A minibus stopped outside the world's largest cemetery in the Iraqi city of Najaf. Five women got out, camera phones filming the scene, and dashed towards a grave.
Clad in black, they joined wailing women and men beating their chests in grief at Wadi Al Salam, or Valley of Peace, an ever expanding graveyard.
All eyes were on the grave of Iraqi paramilitary commander Abu Mahdi Al Muhandis.
Killed alongside top Iranian general Qassem Suleimani in a US drone strike in Baghdad on January 3, Al Muhandis is now revered by supporters as a symbol of anti-American resistance.
His grave has become a magnet for Shiites vowing vengeance against Washington.
Below a life-size portrait of the commander, a young man knelt before his grave, with the wailing of women ringing around him.
"May God avenge us from America," the man screamed.
Along aisle nine of Wadi Al Salam, the commander's grave has gained near-holy status.
It has become a stop for the thousands of pilgrims who pass through Najaf each day to visit the tomb of Imam Ali, son-in-law of the Prophet Mohammed.

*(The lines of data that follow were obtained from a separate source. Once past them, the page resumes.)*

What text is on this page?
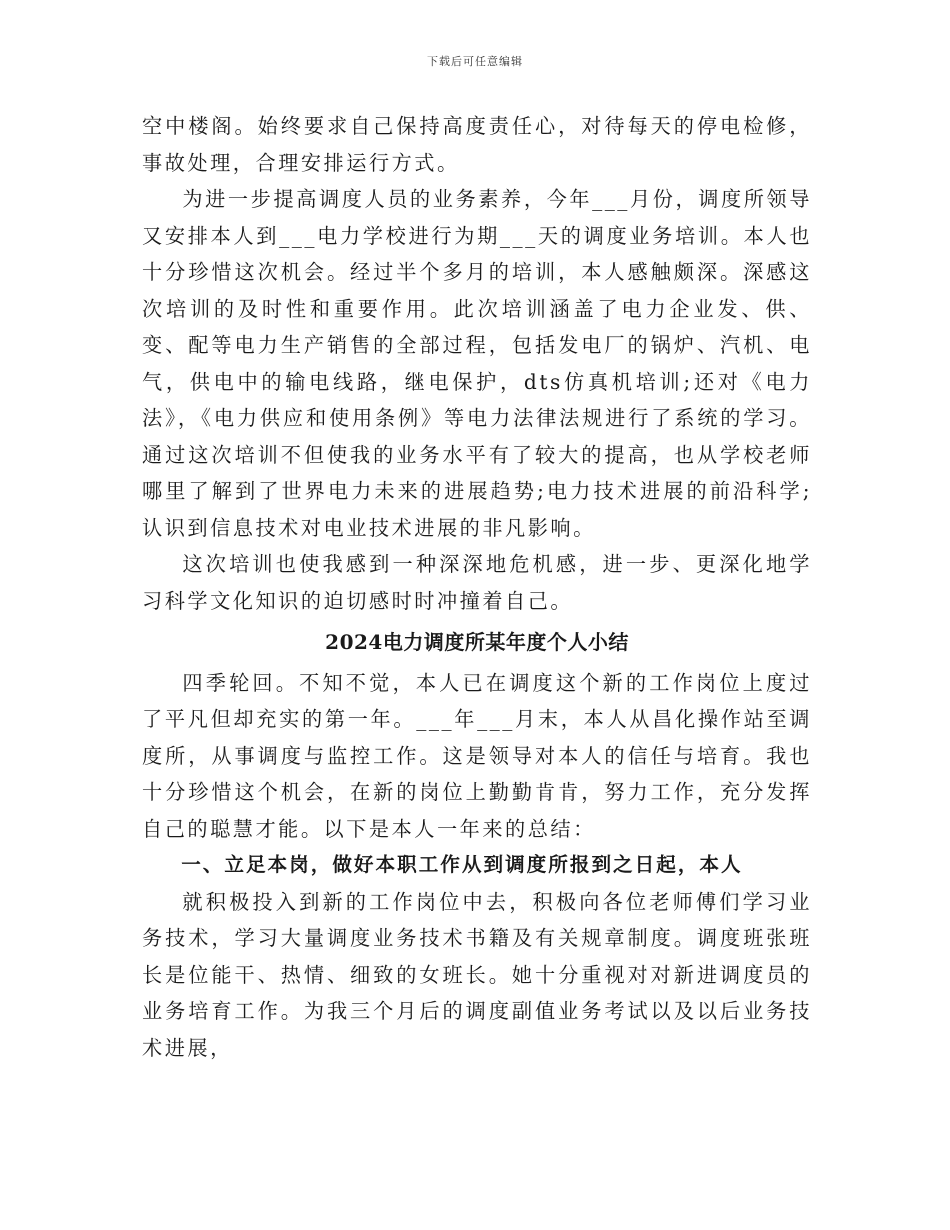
下载后可任意编辑

空中楼阁。始终要求自己保持高度责任心，对待每天的停电检修，事故处理，合理安排运行方式。

为进一步提高调度人员的业务素养，今年___月份，调度所领导又安排本人到___电力学校进行为期___天的调度业务培训。本人也十分珍惜这次机会。经过半个多月的培训，本人感触颇深。深感这次培训的及时性和重要作用。此次培训涵盖了电力企业发、供、变、配等电力生产销售的全部过程，包括发电厂的锅炉、汽机、电气，供电中的输电线路，继电保护，dts仿真机培训;还对《电力法》，《电力供应和使用条例》等电力法律法规进行了系统的学习。通过这次培训不但使我的业务水平有了较大的提高，也从学校老师哪里了解到了世界电力未来的进展趋势;电力技术进展的前沿科学;认识到信息技术对电业技术进展的非凡影响。

这次培训也使我感到一种深深地危机感，进一步、更深化地学习科学文化知识的迫切感时时冲撞着自己。

2024电力调度所某年度个人小结

四季轮回。不知不觉，本人已在调度这个新的工作岗位上度过了平凡但却充实的第一年。___年___月末，本人从昌化操作站至调度所，从事调度与监控工作。这是领导对本人的信任与培育。我也十分珍惜这个机会，在新的岗位上勤勤肯肯，努力工作，充分发挥自己的聪慧才能。以下是本人一年来的总结：

一、立足本岗，做好本职工作从到调度所报到之日起，本人

就积极投入到新的工作岗位中去，积极向各位老师傅们学习业务技术，学习大量调度业务技术书籍及有关规章制度。调度班张班长是位能干、热情、细致的女班长。她十分重视对对新进调度员的业务培育工作。为我三个月后的调度副值业务考试以及以后业务技术进展，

"It is not just a grave, it has been transformed into a shrine," said Abbas Abdul Hussein, a security official at the cemetery.
"Men, women and children flock from Iran, Lebanon and Bahrain daily to visit Abu Mahdi."
Al Muhandis was head of the Hashed Al Shaabi, an Iraqi military network largely incorporated into the state.
He was Suleimani's top Iraqi aide and was widely seen as Tehran's man in Baghdad.
The US strike that killed the two outside Baghdad airport dealt a severe blow to Tehran and its so-called axis of resistance that stretches across Iran, Iraq, Yemen and Lebanon.
Iraq's armed factions, the most hardline of which are financed, trained and armed by Iran, have vowed to avenge Al Muhandis's death.
They said the 5,200 US troops stationed in Iraq would have "hell" to pay.
But about two months after the assassination, there has yet to be a heavy response, apart from Iranian missile strikes on Iraqi military bases on January 8.
A small shrine was also erected at the site of Al Muhandis's death at the entrance to Baghdad airport.
Dressed in black from head to toe, Umm Hussein said she made a 450-kilometre trek from Basra in southern Iraq to pay homage at the grave in Najaf.
"Every time we come to visit we will make a stop to see the hero and martyr Muhandis. It is a duty," she said.
From the early hours of the day until after sunset, the entrance to the cemetery is bustling with minibuses ferrying visitors.
Standing over Al Muhandis's grave, tears rolling down her cheeks, Souad said she also came from Basra to honour the "hero".
"His death really affected us and the Hashed as a whole," she said.
Wadi Al Salam is also the final resting place of thousands of Hashed fighters killed during the battle against ISIS.
It was on this front that Al Muhandis – known for his virulent anti-Americanism long before the 2003 US-led invasion of Iraq – became a revered figure.
Al Muhandis, accused of involvement in deadly 1983 attacks against the French and US embassies in Kuwait, oversaw the Hashed and its integration into the Iraqi state.
He transformed most of his paramilitary fighters into regulars, but some have remained outside government structures, including those Washington accused of attacking its personnel in Iraq.
Flanked by the graves of other commanders, Reza Abadi, an Iranian from Suleimani's home town of Kerman, recited a eulogy over the grave of Al Muhandis.
"We came here to show our respect for this man who is dear to Iranians and Iraqis," he said. "The memory of the two martyrs, Hajj Qassem and Abu Mahdi, will never be forgotten."